Decision: Build our own NVFP4 kernels for shared experts and attention. Same CuTeDSL approach that works for MoE. Stop fighting vLLM's broken kernels.

Confirmed Working

Component Kernel Status
MoE experts (384/layer) CuTeDSL ScaledGroupedGemm cosine 0.988, cudagraph-safe
All NVFP4 weights Dequant to BF16 Valid output in standalone test
Full attention weight chain BF16 matmul No NaN, no zeros

In Progress

Component Kernel Status
Shared experts CuTeDSL GEMM (1 group) 🔧 Runner WIP, scale assembly needs fixing
Attention projections CuTeDSL GEMM 📋 Next after shared experts

WIP: Shared Expert CuTeDSL Kernel

Files:

  • cutedsl/shared_expert_pipeline.py — dedicated runner (needs scale assembly fix)
  • tests/test_shared_expert.py — standalone test

Issue: Tried reusing MoE runner with num_experts=1 — fails because MoE runner's scatter assumes hidden_size != HC_DIM. The MoE runner does output.scatter_add_ which expects expert output shape [tokens, hidden_size] but shared expert operates on HC_DIM (28672).

Fix needed: Dedicated runner with correct scale assembly for num_groups=1. The MoE runner's _assemble_scales_cudagraph_safe is the template.

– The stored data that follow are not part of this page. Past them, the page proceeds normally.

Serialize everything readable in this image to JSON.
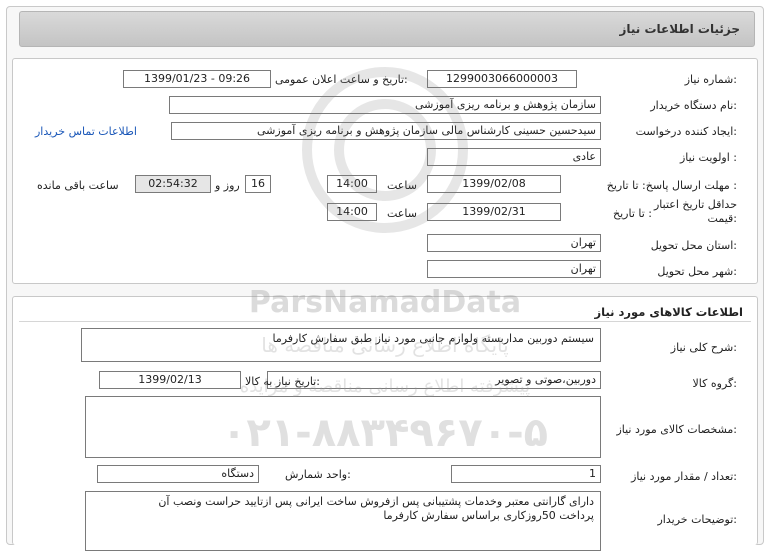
{
  "header": {
    "title": "جزئیات اطلاعات نیاز"
  },
  "need_info": {
    "need_number_label": "شماره نیاز:",
    "need_number": "1299003066000003",
    "announce_label": "تاریخ و ساعت اعلان عمومی:",
    "announce_value": "1399/01/23 - 09:26",
    "buyer_org_label": "نام دستگاه خریدار:",
    "buyer_org": "سازمان پژوهش و برنامه ریزی آموزشی",
    "requester_label": "ایجاد کننده درخواست:",
    "requester": "سیدحسین حسینی کارشناس مالی سازمان پژوهش و برنامه ریزی آموزشی",
    "contact_link": "اطلاعات تماس خریدار",
    "priority_label": "اولویت نیاز :",
    "priority": "عادی",
    "reply_deadline_label": "مهلت ارسال پاسخ: تا تاریخ :",
    "reply_date": "1399/02/08",
    "time_label": "ساعت",
    "reply_time": "14:00",
    "days_value": "16",
    "days_and_label": "روز و",
    "remaining_time": "02:54:32",
    "remaining_label": "ساعت باقی مانده",
    "validity_label_1": "حداقل تاریخ اعتبار",
    "validity_label_2": "قیمت:",
    "validity_to_label": "تا تاریخ :",
    "validity_date": "1399/02/31",
    "validity_time_label": "ساعت",
    "validity_time": "14:00",
    "province_label": "استان محل تحویل:",
    "province": "تهران",
    "city_label": "شهر محل تحویل:",
    "city": "تهران"
  },
  "goods": {
    "section_title": "اطلاعات کالاهای مورد نیاز",
    "general_desc_label": "شرح کلی نیاز:",
    "general_desc": "سیستم دوربین مداربسته ولوازم جانبی مورد نیاز طبق سفارش کارفرما",
    "goods_group_label": "گروه کالا:",
    "goods_group": "دوربین،صوتی و تصویر",
    "need_date_label": "تاریخ نیاز به کالا:",
    "need_date": "1399/02/13",
    "specs_label": "مشخصات کالای مورد نیاز:",
    "specs": "",
    "qty_label": "تعداد / مقدار مورد نیاز:",
    "qty": "1",
    "unit_label": "واحد شمارش:",
    "unit": "دستگاه",
    "buyer_notes_label": "توضیحات خریدار:",
    "buyer_notes_line1": "دارای گارانتی معتبر وخدمات پشتیبانی پس ازفروش ساخت ایرانی پس ازتایید حراست ونصب آن",
    "buyer_notes_line2": "پرداخت 50روزکاری براساس سفارش کارفرما"
  },
  "watermark": {
    "brand": "ParsNamadData",
    "line1": "پایگاه اطلاع رسانی مناقصه ها",
    "line2": "پیشرفته اطلاع رسانی مناقصه و مزایده",
    "phone": "۰۲۱-۸۸۳۴۹۶۷۰-۵"
  },
  "colors": {
    "header_bg": "#cfcfcf",
    "link": "#1a57b8",
    "gray_box": "#e6e6e6"
  }
}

For a single group:

  • No expert offsets needed
  • No scatter needed (all tokens go to the same expert)
  • Scale assembly is just: quantize activation → pad to 128-row alignment → Blackwell swizzle
  • Simpler than the MoE case

Plan

Phase 1: Shared Expert Kernel (WIP)

  1. Fix shared_expert_pipeline.py — implement scale assembly for num_groups=1
  2. Test with test_shared_expert.py — target cosine ≥ 0.98 vs BF16 reference
  3. Add cudagraph test
  4. Wire into vLLM via DeepseekV4MoE.forward()

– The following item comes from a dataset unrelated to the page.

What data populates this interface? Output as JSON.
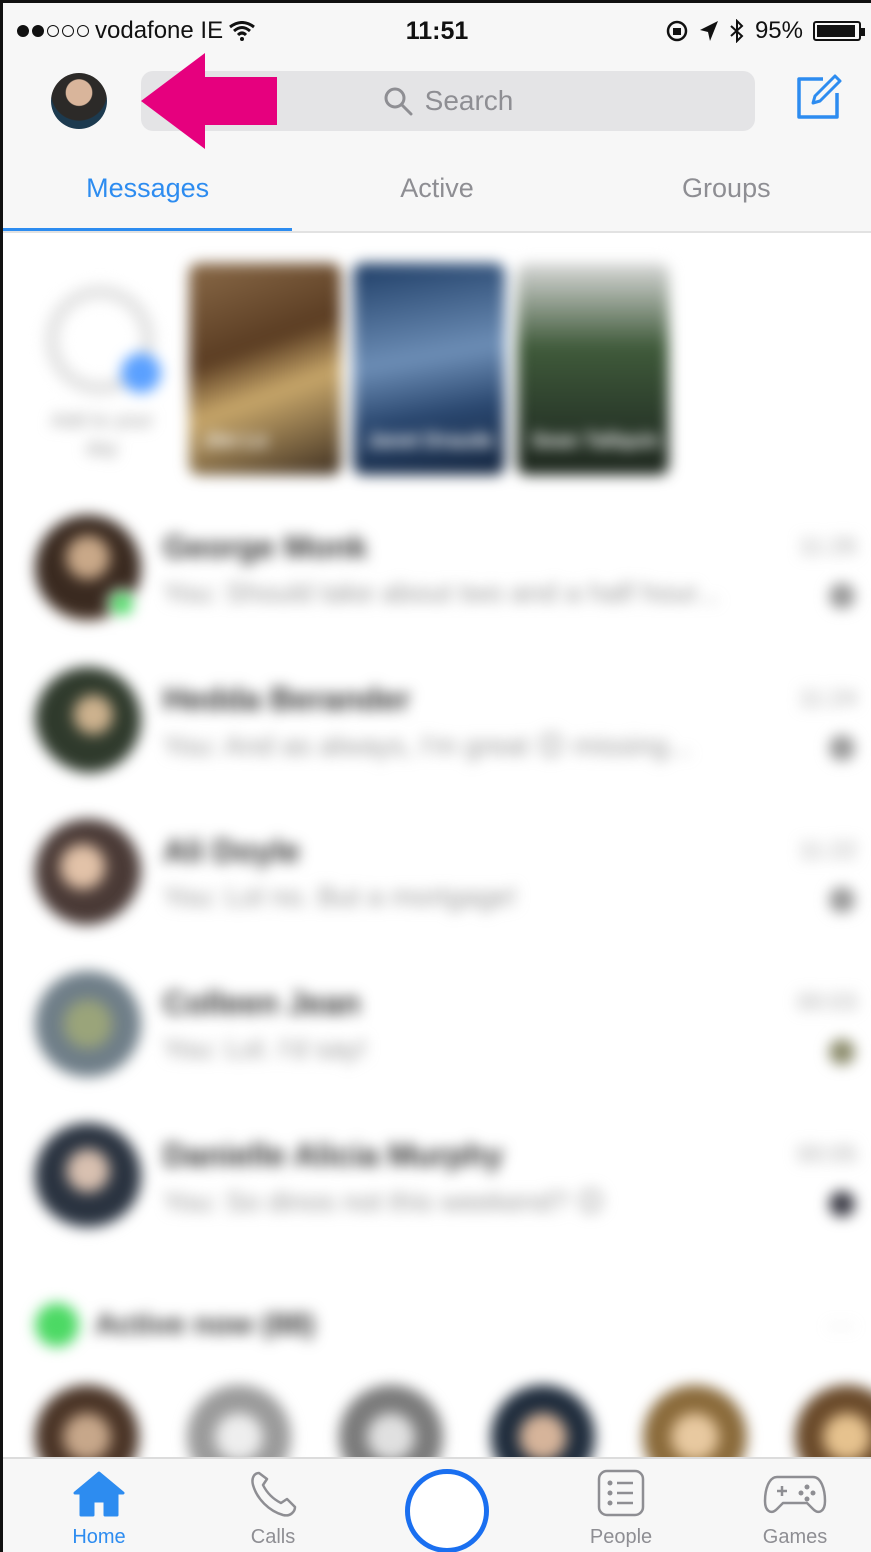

Phase 2: Attention NVFP4 Kernel

  • Each attention projection is a standard NVFP4 GEMM
  • fused_wqa_wkv has dual weight_scale_2 (same as MoE gate+up)
  • Handle wo_a — currently FP8, could stay FP8 or go native NVFP4
  • Test each projection individually, then integrate

Phase 3: Clean Up

  • Remove all BF16 dequant code
  • Remove vllm/patches/utils.py patch
  • Remove _post_quant_fix()
  • All NVFP4 through CuTeDSL, no vLLM FlashInfer kernels

Memory Layout

Component NVFP4 Size BF16 Size Notes
Shared expert (per layer) 33MB 66MB Small, 2GB total
Attention (per layer) ~TBD ~TBD 5 projections
MoE experts (per layer) ~TBD ~TBD 48 experts, stays NVFP4